To increase the growth and reduce early maturation, additional and continuous lights can be used in the sea cages.4,5 In particular, during the winter season in high latitudes, this has been shown to improve the production results for salmoinds by 20–30%.6 Thus in almost every sea cage in Norway extra light is used to increase growth and reduce maturation. The light source can stay above or beneath the surface. When having the light above the water surface it must be quite strong because it has to go through the water surface (Fig. 21.28). Light above the surface may be detrimental to the surroundings; for instance, there have been com-plaints from ships. For example, on a cage 15 m × 15 m four 500 W floodlights have been used; the necessary brightness is around 180 lux, the same as recommended for rooms not in continuous use, such as storerooms.
When planning a light installation, the following factors are important:
1. Type of light source
2. Placement of light source above or beneath the surface
3. Number of lights
4. When in the year it shall be used
5. For how large a part of the day it shall be used
6. Source of energy
7. How to get the energy to the cage; where shall electrical cables be laid or shall generators be used?
Today, underwater lights have become much more commonly used, because they are closer to what is to be illuminated. Also, they do not cause the problems associated with non-submerged lights, e.g. navigational confusion.

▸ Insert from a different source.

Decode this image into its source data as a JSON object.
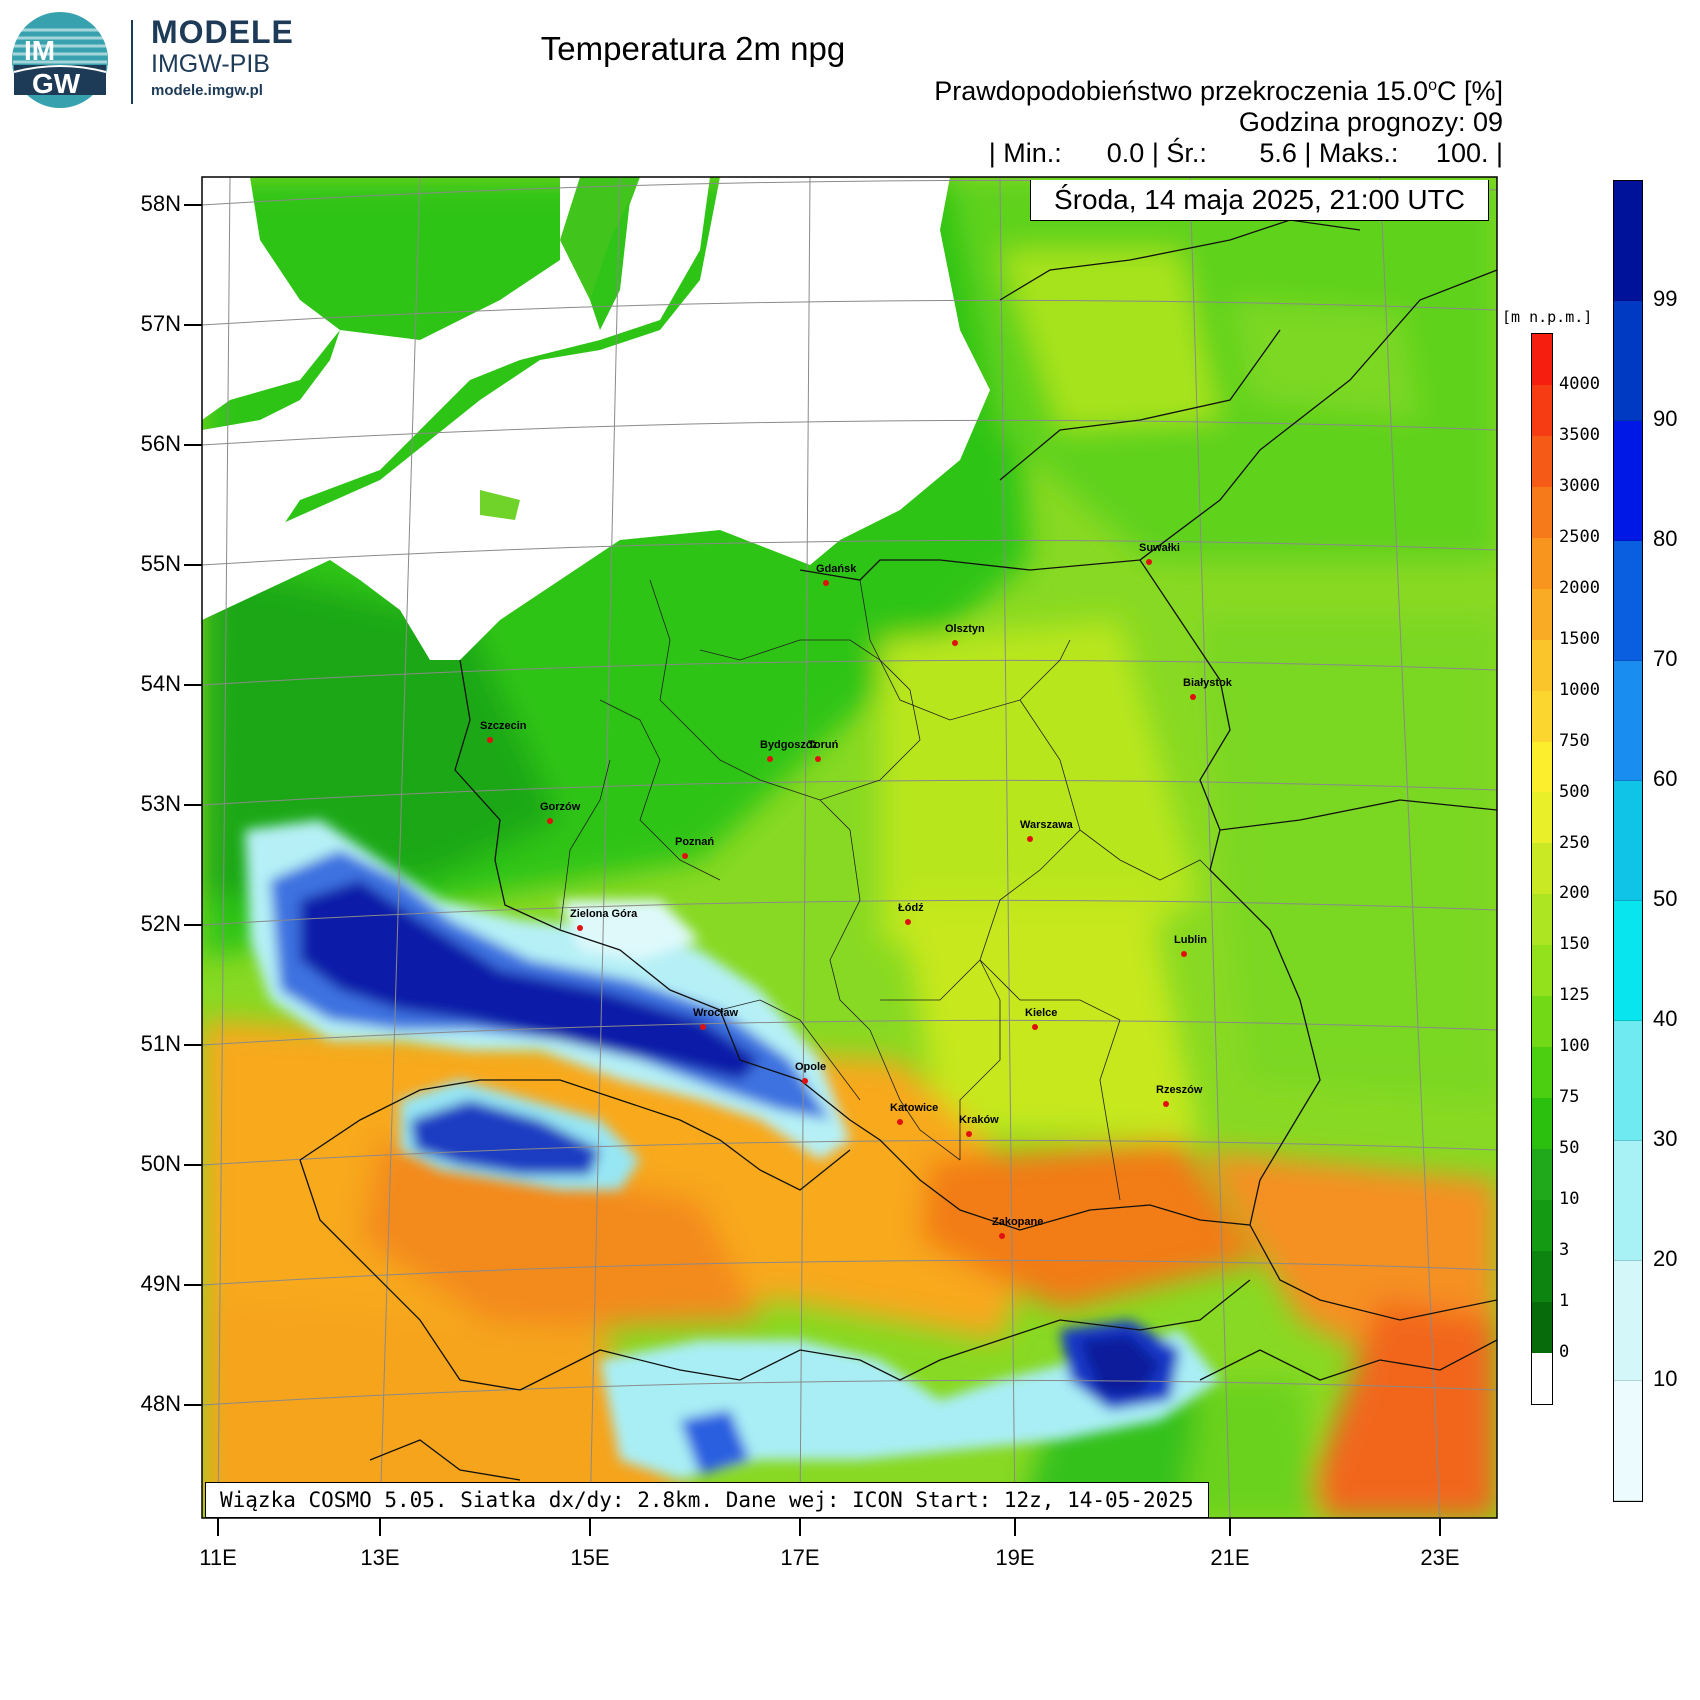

Several methods are used for feeding fish in cages, ranging from hand feeding where no additional equipment is required to automatic feeding where the additional installations depend on the chosen feeders. If traditional feeders are used, they are placed on a platform that could be integrated in the collar. The hoppers can be quite large (>1 m3) and additional buoyancy is necessary. If central feeding systems are used it is only the pipes with the feed that enter the cages and no additional equipment is necessary. It can be possible to use additional equipment inside the cage such as detectors for uneaten feed and biomass estimation. Such equipment will, however, be portable and have no influence on the construction of the cages.